Medical Treatment Using Pituitary Inhibitors
Using somatostatins to inhibit GH secretion by the pituitary tumour has proven very effective in humans suffering from acromegaly, but has previously proven ineffective in cats. Previously tested dopamine agonists and somatostatin analogues, including long-acting formulations such as lanreotide, have not resulted in detectable clinical improvement. Nevertheless, a novel somatostatin analogue Pasireotide (Novartis, Basel) has been tested in the author's Acromegalic Cat Clinic and found to be effective, leading to insulin dose reduction in all cats, decreases in IGF-1 and even diabetic remission in 25% of cases when using a once monthly preparation. However, somatostatin treatment was also associated with gastrointestinal side effects in a significant number of cats, including diarrhoea, rendering this not a miracle solution, especially considering its considerable expense and the fact that the pituitary tumour is left in place.
Taking Care of Complications and Comorbidities
No matter which treatment modality is chosen, acromegaly-associated complications and comorbidities need to be attended to in order to ensure a maximal quality of life. Analgesia should be provided to in case of arthropathies, angiotensin converting enzyme (ACE)-inhibitor, diuretic treatment and regular veterinary assessments are required if heart failure occurs.
1. Niessen SJ, Church DB, Forcada Y. Hypersomatotropism, acromegaly, and hyperadrenocorticism and feline diabetes mellitus. Vet Clin North Am Small Anim Pract. 2013;43(2):319–350.

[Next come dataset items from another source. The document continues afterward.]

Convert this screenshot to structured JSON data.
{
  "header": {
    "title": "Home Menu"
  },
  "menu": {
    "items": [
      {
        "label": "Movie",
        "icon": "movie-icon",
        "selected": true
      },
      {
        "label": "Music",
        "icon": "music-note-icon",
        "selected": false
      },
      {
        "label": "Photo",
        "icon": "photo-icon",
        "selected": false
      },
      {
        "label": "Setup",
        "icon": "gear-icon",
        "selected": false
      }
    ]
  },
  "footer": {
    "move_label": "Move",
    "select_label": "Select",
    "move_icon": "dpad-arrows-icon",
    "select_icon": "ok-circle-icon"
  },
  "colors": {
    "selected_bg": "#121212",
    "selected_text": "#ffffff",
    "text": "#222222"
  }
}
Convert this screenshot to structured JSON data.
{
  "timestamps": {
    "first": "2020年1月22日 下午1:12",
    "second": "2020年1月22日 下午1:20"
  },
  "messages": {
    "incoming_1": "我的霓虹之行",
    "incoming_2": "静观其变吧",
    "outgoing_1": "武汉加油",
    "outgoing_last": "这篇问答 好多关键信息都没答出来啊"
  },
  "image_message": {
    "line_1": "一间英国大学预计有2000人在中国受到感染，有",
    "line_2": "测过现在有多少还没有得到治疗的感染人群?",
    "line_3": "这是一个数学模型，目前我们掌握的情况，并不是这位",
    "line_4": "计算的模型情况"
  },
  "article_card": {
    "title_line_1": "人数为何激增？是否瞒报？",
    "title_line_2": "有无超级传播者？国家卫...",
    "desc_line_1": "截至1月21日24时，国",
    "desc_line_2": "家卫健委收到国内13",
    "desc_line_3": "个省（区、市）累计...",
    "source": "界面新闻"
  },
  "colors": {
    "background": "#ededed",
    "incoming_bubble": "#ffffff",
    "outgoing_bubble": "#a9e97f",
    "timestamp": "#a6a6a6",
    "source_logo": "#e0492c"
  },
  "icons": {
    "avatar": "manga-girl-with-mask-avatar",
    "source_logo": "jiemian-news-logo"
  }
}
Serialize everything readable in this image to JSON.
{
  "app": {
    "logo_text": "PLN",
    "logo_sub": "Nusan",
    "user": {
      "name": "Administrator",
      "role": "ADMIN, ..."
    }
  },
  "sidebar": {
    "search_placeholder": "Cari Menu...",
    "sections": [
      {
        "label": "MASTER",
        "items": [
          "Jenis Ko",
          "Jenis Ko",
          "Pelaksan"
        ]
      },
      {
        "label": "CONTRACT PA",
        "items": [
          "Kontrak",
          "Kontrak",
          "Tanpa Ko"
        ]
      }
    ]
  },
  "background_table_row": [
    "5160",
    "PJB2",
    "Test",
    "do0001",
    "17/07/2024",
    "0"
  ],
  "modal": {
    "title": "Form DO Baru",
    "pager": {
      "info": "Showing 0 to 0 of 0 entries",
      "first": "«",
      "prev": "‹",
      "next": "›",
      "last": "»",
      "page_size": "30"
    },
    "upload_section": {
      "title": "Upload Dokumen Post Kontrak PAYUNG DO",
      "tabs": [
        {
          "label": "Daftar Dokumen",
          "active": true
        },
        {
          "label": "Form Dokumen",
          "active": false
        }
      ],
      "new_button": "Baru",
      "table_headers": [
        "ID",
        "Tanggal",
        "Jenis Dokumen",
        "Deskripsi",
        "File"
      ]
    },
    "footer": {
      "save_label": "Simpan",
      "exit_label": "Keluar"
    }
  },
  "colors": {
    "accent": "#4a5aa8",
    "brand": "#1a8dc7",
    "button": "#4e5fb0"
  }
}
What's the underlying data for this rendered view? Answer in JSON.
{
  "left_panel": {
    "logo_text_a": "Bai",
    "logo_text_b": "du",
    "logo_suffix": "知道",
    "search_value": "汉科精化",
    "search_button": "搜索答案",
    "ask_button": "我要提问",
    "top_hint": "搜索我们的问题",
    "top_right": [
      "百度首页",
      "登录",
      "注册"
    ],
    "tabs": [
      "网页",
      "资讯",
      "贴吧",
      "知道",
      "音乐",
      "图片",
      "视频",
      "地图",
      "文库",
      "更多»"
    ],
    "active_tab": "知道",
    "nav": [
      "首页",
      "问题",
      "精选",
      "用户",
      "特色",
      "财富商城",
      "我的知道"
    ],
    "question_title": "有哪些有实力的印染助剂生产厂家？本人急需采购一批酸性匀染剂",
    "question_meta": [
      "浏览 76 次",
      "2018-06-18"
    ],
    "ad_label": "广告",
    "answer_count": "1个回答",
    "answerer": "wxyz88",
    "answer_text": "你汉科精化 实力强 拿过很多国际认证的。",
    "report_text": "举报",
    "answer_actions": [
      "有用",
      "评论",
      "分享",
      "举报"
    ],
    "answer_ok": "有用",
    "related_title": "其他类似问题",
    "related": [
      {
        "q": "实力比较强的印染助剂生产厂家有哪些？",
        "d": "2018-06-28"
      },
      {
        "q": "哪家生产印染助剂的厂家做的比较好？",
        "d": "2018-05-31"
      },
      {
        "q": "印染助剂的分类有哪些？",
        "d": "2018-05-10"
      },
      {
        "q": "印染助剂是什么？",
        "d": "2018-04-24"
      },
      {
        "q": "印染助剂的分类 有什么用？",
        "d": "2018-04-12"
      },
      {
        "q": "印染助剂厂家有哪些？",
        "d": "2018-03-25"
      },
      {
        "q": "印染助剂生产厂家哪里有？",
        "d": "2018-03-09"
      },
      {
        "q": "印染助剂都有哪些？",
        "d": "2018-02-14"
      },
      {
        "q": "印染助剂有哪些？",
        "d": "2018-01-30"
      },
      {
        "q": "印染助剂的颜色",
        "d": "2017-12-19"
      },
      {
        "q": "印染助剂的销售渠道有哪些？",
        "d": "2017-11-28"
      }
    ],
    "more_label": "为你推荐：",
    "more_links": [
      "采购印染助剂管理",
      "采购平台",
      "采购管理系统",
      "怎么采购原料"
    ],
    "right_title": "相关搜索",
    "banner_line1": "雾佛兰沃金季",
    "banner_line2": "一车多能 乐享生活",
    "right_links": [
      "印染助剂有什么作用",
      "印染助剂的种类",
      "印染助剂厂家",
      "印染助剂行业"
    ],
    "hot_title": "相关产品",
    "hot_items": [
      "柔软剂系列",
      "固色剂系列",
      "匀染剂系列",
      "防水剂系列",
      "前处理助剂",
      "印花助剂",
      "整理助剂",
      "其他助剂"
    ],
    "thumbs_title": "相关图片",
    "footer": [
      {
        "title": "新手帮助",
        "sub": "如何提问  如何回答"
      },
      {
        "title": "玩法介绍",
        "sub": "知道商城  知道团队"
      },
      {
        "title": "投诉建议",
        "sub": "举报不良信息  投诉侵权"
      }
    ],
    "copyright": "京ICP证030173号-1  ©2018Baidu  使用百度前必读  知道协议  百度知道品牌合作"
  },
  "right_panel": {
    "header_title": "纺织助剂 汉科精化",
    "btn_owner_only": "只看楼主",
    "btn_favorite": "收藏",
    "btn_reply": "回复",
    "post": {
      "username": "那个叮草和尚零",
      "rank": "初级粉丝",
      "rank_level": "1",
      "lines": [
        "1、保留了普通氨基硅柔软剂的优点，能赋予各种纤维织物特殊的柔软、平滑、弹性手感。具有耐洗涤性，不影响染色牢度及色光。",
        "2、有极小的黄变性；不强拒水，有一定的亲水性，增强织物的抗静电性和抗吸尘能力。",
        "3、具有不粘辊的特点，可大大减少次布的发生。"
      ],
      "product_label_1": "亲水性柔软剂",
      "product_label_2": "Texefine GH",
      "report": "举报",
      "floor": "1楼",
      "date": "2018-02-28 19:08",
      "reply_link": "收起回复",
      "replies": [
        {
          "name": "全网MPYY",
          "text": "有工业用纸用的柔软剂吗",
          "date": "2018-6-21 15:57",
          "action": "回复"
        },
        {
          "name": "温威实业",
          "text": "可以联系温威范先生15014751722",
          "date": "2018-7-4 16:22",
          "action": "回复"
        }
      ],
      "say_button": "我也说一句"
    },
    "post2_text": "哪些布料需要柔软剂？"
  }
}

2. Niessen SJ, Petrie G, Gaudiano F, Khalid M, Smyth JB, Mahoney P, Church DB. Feline acromegaly: an underdiagnosed endocrinopathy? J Vet Intern Med. 2007;21(5):899–905.
3. Berg RI, Nelson RW, Feldman EC, Kass PH, Pollard R, Refsal KR. Serum insulin-like growth factor-I concentration in cats with DM and acromegaly. J Vet Intern Med. 2007;21(5):892–898.
4. Niessen SJ, Khalid M, Petrie G, Church DB. Validation and application of an ovine radioimmunoassay for the diagnosis of feline acromegaly. Vet Rec. 2007;160(26):902–907.